Sua doutrina, embora ele fosse contemporâneo de Aristóteles, pertence, por sua tempera,
à época helenística. Aristóteles é o último filósofo grego que enfrenta o mundo
alegremente; depois dele, todos os outros praticaram, desta ou daquela forma, uma
filosofia de fuga. O mundo é mau; aprendamos a tornar-nos independentes dele. Os bens
externos são precários; são dons da fortuna, e não a recompensa de nossos próprios
esforços. Somente os bens subjetivos – a virtude, ou o contentamento pela resignação –
são seguros e, portanto, terão valor para o homem sensato. Pessoalmente, Diógenes era
um homem cheio de vigor, mas sua doutrina, como todas as da época helenística, era de
molde a seduzir o homem cansado, em quem as decepções houvessem destruído o
entusiasmo natural. E não foi, certamente, uma doutrina calculada para promover a arte,
a ciência e a estadística, ou qualquer atividade útil, exceto a de protestar contra o poder
do mal.
É interessante observar-se em que se transformou a doutrina cínica, ao popularizar-se. Na
primeira parte do terceiro século antes de Cristo, os cínicos estavam na moda,
principalmente em Alexandria. Publicaram pequenos sermões assinalando quão fácil é a
gente viver sem posses materiais, quão feliz se pode ser com alimentos simples, e de que
maneira pode a gente aquecer-se no inverno sem roupas dispendiosas (o que poderia ser
verdade no Egito!), e como era tolice sentir-se afeto pelo seu próprio país ou lamentar a
morte dos filhos ou amigos. “Porque meu filho ou minha esposa morreram — diz Teles,
que era um destes cínicos populares — há alguma razão para que eu não cuide de mim
mesmo, que ainda vivo, ou que deixe de zelar pela minha propriedade?” {99} Neste
ponto, é difícil sentir-se simpatia pela vida simples, que se tornou demasiado simples.

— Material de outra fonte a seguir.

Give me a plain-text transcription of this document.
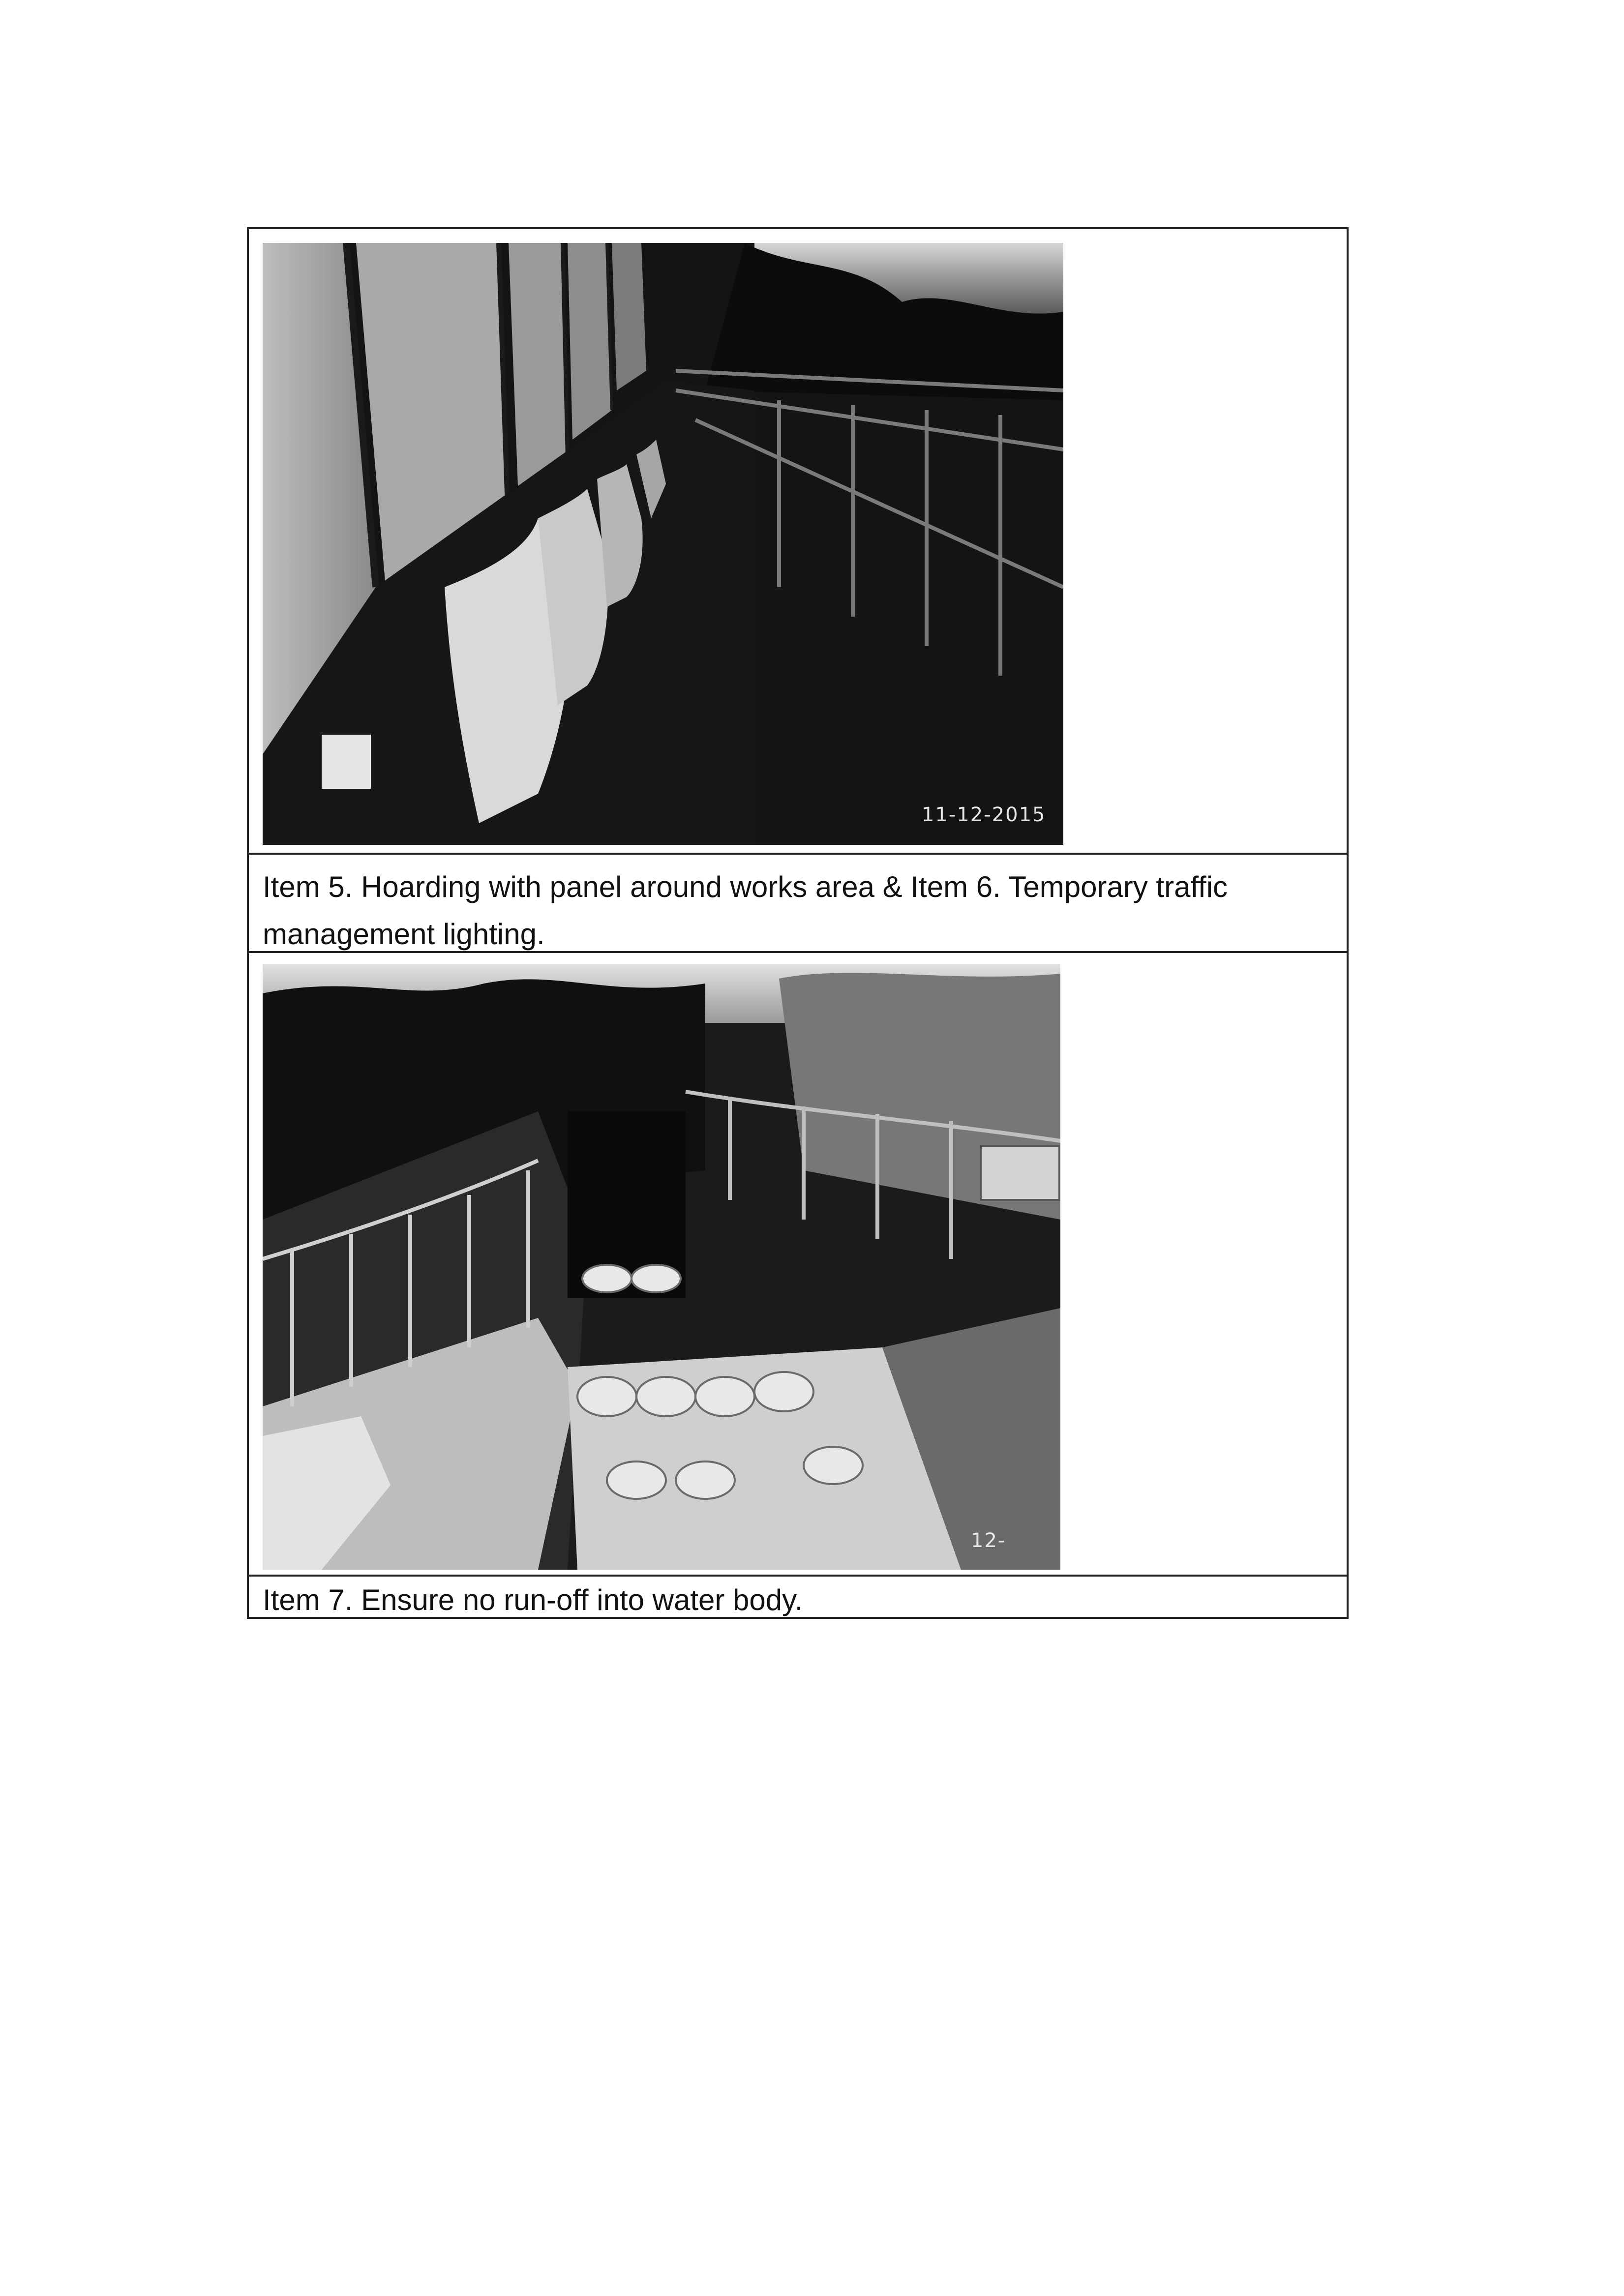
11-12-2015
Item 5. Hoarding with panel around works area & Item 6. Temporary traffic management lighting.
12-
Item 7. Ensure no run-off into water body.
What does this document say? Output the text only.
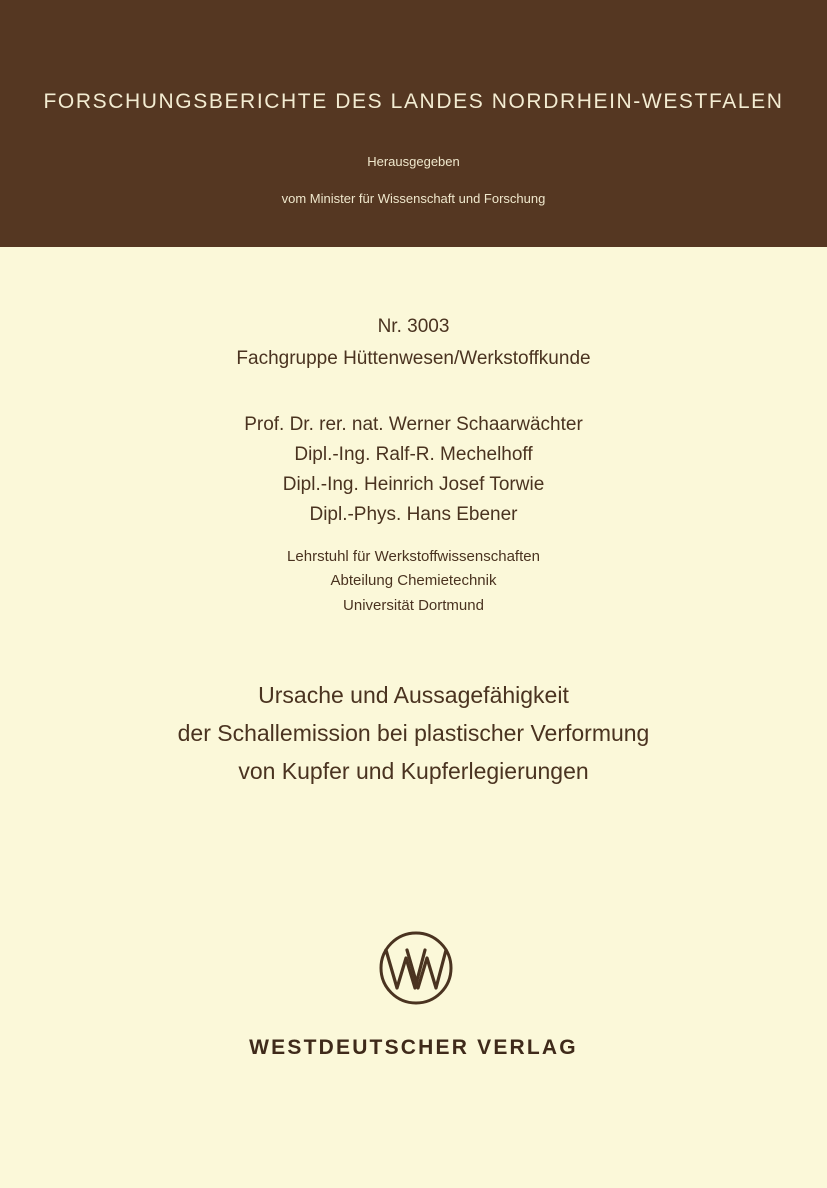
FORSCHUNGSBERICHTE DES LANDES NORDRHEIN-WESTFALEN
Herausgegeben
vom Minister für Wissenschaft und Forschung
Nr. 3003
Fachgruppe Hüttenwesen/Werkstoffkunde
Prof. Dr. rer. nat. Werner Schaarwächter
Dipl.-Ing. Ralf-R. Mechelhoff
Dipl.-Ing. Heinrich Josef Torwie
Dipl.-Phys. Hans Ebener
Lehrstuhl für Werkstoffwissenschaften
Abteilung Chemietechnik
Universität Dortmund
Ursache und Aussagefähigkeit
der Schallemission bei plastischer Verformung
von Kupfer und Kupferlegierungen
WESTDEUTSCHER VERLAG
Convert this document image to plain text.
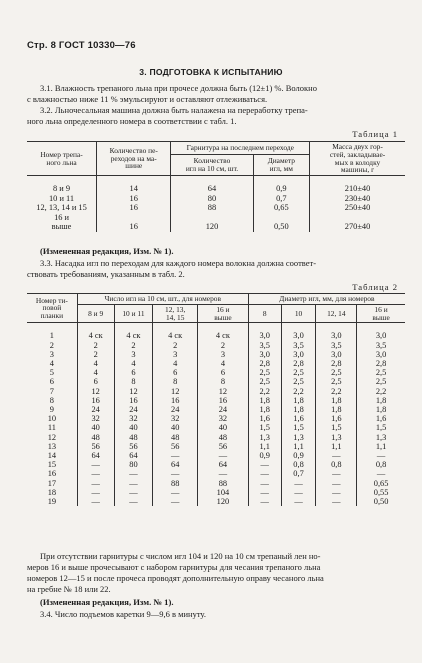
Стр. 8 ГОСТ 10330—76
3. ПОДГОТОВКА К ИСПЫТАНИЮ
3.1. Влажность трепаного льна при прочесе должна быть (12±1) %. Волокно
с влажностью ниже 11 % эмульсируют и оставляют отлеживаться.
3.2. Льночесальная машина должна быть налажена на переработку трепа-
ного льна определенного номера в соответствии с табл. 1.
Таблица 1
Номер трепа-
ного льна	Количество пе-
реходов на ма-
шине	Гарнитура на последнем переходе		Масса двух гор-
стей, закладывае-
мых в колодку
машины, г
		Количество
игл на 10 см, шт.	Диаметр
игл, мм	
8 и 9	14	64	0,9	210±40
10 и 11	16	80	0,7	230±40
12, 13, 14 и 15	16	88	0,65	250±40
16 и				
выше	16	120	0,50	270±40
(Измененная редакция, Изм. № 1).
3.3. Насадка игл по переходам для каждого номера волокна должна соответ-
ствовать требованиям, указанным в табл. 2.
Таблица 2
Номер ти-
повой
планки	Число игл на 10 см, шт., для номеров				Диаметр игл, мм, для номеров			
	8 и 9	10 и 11	12, 13,
14, 15	16 и
выше	8	10	12, 14	16 и
выше
1	4 ск	4 ск	4 ск	4 ск	3,0	3,0	3,0	3,0
2	2	2	2	2	3,5	3,5	3,5	3,5
3	2	3	3	3	3,0	3,0	3,0	3,0
4	4	4	4	4	2,8	2,8	2,8	2,8
5	4	6	6	6	2,5	2,5	2,5	2,5
6	6	8	8	8	2,5	2,5	2,5	2,5
7	12	12	12	12	2,2	2,2	2,2	2,2
8	16	16	16	16	1,8	1,8	1,8	1,8
9	24	24	24	24	1,8	1,8	1,8	1,8
10	32	32	32	32	1,6	1,6	1,6	1,6
11	40	40	40	40	1,5	1,5	1,5	1,5
12	48	48	48	48	1,3	1,3	1,3	1,3
13	56	56	56	56	1,1	1,1	1,1	1,1
14	64	64	—	—	0,9	0,9	—	—
15	—	80	64	64	—	0,8	0,8	0,8
16	—	—	—	—	—	0,7	—	—
17	—	—	88	88	—	—	—	0,65
18	—	—	—	104	—	—	—	0,55
19	—	—	—	120	—	—	—	0,50
При отсутствии гарнитуры с числом игл 104 и 120 на 10 см трепаный лен но-
меров 16 и выше прочесывают с набором гарнитуры для чесания трепаного льна
номеров 12—15 и после прочеса проводят дополнительную оправу чесаного льна
на гребне № 18 или 22.
(Измененная редакция, Изм. № 1).
3.4. Число подъемов каретки 9—9,6 в минуту.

Fica-se a imaginar quais eram os indivíduos que apreciavam tais sermões. Era o rico, que
desejava pensar nos sofrimentos dos pobres como se fossem imaginários? Ou era o pobre,
que estava procurando desprezar o homem de negócios bem-sucedido? Ou eram os
bajuladores, que desejavam convencer a si mesmos de que não tinha importância a
caridade que aceitavam? Diz Teles a um rico: “Tu dás liberalmente e eu tomo
corajosamente de ti, sem rastejar, resmungar ou rebaixar-me”. {100} Uma doutrina muito
conveniente, sem dúvida. O cinismo popular não ensinava a abstinência das coisas boas
do mundo, mas apenas uma certa indiferença diante delas. No caso do que toma
emprestado, isto poderia adquirir a forma de diminuir a obrigação para com o que
empresta. Pode ver-se, aqui, a maneira pela qual a palavra “cínico” adquiriu o seu
significado cotidiano.
O que havia de melhor na doutrina dos cínicos passou para o estoicismo, que era uma
filosofia muito mais completa e escorreita.